When will a federal court hear a case despite it being moot?
A). A court will hear a case that would otherwise be moot, (and it will not be MOOT) where there is a reasonable expectation that the same complaining party will be subjected to the same action again AND would again be unable to resolve the issue because of the short duration of the action.

(i.e. where the controversy is capable of repetition yet evading review).
A case that would otherwise be MOOT because it lacked a real, live controversy at all stages of review,

will not be considered MOOT and will be heard/continued to be heard by a court if....
A). The Case or Controversy is Capable of Repetition, yet Evading/would evade Review.

Meaning, There is reasonable expectatio that the same complaining party will be subjected to the same action again and again would be unable to reslve the issue because of the short duration of the action

Examples of Controversies that are reapatable but will evade review


1). Cases/Controversies with Issues concerning events of short duration (e.g. pregnancy, elections, divorce actions);

AND

2). Where the Defendant voluntarily stops the offending practice, but is free to resume it
What are two example scenarios that, if part of a case of controversy that might otherwise be moot, will prevent the case from being moot because they are repeatable but would evade review
1). Events of Short Duration: If the Case/Controversy concerns events of short duration such as pregnancy, elections, divorce actions, which are repeatable but would evade review because of their short duration, the action won't be moot

2. Voluntary Cessation of Offending Practice by Defendant.

If the Defendant stops an offending practice, technically the case would be moot because there is not a real, live controversy through all stages of review.

But, the Court will hear the case anyways and not consider it moot if the Defedant voluntarily stops the offending practice, AND/BUT is free to resume it!
What distinguishes ripeness from mootness?
A). Ripeness and mootness are related concepts in that the court will not hear a case unless there is a live controversy.

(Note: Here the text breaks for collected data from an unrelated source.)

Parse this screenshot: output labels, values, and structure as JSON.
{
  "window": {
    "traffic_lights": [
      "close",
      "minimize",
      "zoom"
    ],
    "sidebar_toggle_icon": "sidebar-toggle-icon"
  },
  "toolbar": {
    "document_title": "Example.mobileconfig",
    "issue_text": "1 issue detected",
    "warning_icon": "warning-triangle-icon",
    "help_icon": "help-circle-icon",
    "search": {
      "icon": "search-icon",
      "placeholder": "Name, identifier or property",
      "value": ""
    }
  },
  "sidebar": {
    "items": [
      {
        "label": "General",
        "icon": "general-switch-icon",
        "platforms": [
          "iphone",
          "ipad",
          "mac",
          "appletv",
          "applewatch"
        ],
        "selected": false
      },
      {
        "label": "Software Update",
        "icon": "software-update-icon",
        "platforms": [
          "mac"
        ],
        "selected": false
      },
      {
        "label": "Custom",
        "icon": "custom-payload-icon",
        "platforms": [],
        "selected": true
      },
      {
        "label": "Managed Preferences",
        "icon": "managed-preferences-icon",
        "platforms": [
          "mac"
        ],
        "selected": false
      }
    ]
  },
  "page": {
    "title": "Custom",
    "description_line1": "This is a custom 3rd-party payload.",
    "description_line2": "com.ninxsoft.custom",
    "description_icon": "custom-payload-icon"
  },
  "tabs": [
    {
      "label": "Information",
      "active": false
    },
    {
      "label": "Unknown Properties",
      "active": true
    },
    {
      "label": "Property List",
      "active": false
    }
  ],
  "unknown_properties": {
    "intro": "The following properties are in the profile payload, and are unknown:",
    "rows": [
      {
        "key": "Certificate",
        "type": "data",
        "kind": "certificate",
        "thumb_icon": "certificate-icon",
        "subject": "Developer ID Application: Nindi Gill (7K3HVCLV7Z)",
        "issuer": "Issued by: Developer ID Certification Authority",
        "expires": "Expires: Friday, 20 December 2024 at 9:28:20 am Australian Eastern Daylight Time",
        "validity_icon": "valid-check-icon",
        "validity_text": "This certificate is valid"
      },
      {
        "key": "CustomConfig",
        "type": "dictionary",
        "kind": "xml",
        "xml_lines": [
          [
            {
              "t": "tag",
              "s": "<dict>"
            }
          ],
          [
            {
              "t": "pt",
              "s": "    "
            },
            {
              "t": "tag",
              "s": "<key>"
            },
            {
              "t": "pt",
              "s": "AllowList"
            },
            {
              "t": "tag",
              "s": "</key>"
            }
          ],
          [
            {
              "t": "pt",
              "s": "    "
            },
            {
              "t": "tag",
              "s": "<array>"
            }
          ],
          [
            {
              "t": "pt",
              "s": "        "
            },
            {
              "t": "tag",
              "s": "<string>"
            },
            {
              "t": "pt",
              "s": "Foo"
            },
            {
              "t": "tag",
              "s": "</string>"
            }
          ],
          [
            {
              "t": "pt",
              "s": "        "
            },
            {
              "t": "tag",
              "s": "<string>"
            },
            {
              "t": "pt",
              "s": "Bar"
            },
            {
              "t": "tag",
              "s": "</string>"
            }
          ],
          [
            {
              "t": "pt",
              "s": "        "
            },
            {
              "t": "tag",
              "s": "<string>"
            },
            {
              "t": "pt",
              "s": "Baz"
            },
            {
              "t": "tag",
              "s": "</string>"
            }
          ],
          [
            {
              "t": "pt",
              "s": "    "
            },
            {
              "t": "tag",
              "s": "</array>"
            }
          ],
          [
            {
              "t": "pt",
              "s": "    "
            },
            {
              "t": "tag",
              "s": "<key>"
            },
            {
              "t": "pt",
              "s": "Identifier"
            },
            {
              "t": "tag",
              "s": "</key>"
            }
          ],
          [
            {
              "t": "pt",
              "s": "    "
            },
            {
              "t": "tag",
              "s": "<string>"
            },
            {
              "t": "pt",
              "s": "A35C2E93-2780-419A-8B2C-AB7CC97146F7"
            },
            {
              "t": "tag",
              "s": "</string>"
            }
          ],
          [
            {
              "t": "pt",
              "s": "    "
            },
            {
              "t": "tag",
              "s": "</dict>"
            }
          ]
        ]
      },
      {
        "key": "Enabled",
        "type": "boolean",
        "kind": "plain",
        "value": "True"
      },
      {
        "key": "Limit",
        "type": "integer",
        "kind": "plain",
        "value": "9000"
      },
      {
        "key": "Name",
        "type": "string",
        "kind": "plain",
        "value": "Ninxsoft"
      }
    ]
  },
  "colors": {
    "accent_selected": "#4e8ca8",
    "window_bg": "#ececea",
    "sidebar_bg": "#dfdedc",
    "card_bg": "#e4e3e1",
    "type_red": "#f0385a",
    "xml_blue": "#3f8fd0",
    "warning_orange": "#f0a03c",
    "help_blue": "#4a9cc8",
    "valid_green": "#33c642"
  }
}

Ripeness bars consideration of claims before they have been developed;

Mootness bars the consideration of claims after they have been resolved.
What is the Class Action exception to the mootness doctrine?
A). A class representative may continue to pursue a class action even though the representative's controversy has become MOOT, as long as the claims of others in the class are still viable.
When does an action BECOME, moot?
A). An action becomes moot once the claim has been "resolved" in some way because there is no longer a real, live controversy at some stage of the review.
X is the class representative in a Class Action Lawsuit against GM and his individual controversy with GM has become MOOT. Can he continue to pursue the class action?
A). Yes he may continue to pursue the class action even though his controversy has become moot as lo9ng as the claims of others in the class are still viable.
What does it mean when a case or controversy is capable of repetition evading review?
A Case or Controversy is capable of repetition evading review, and consequently won't be considered MOOT,

IF

there is a reasonable expectation that the same complaining party will be subjected to the same again again and would again be unable to resolve the issue because of the short duration of the action.

I.e.

1. cases with issues conerning events of short duration (pregnancy, elections, etc.)

2. Defendant voluntarily stops the offending practice, but is free to resume it.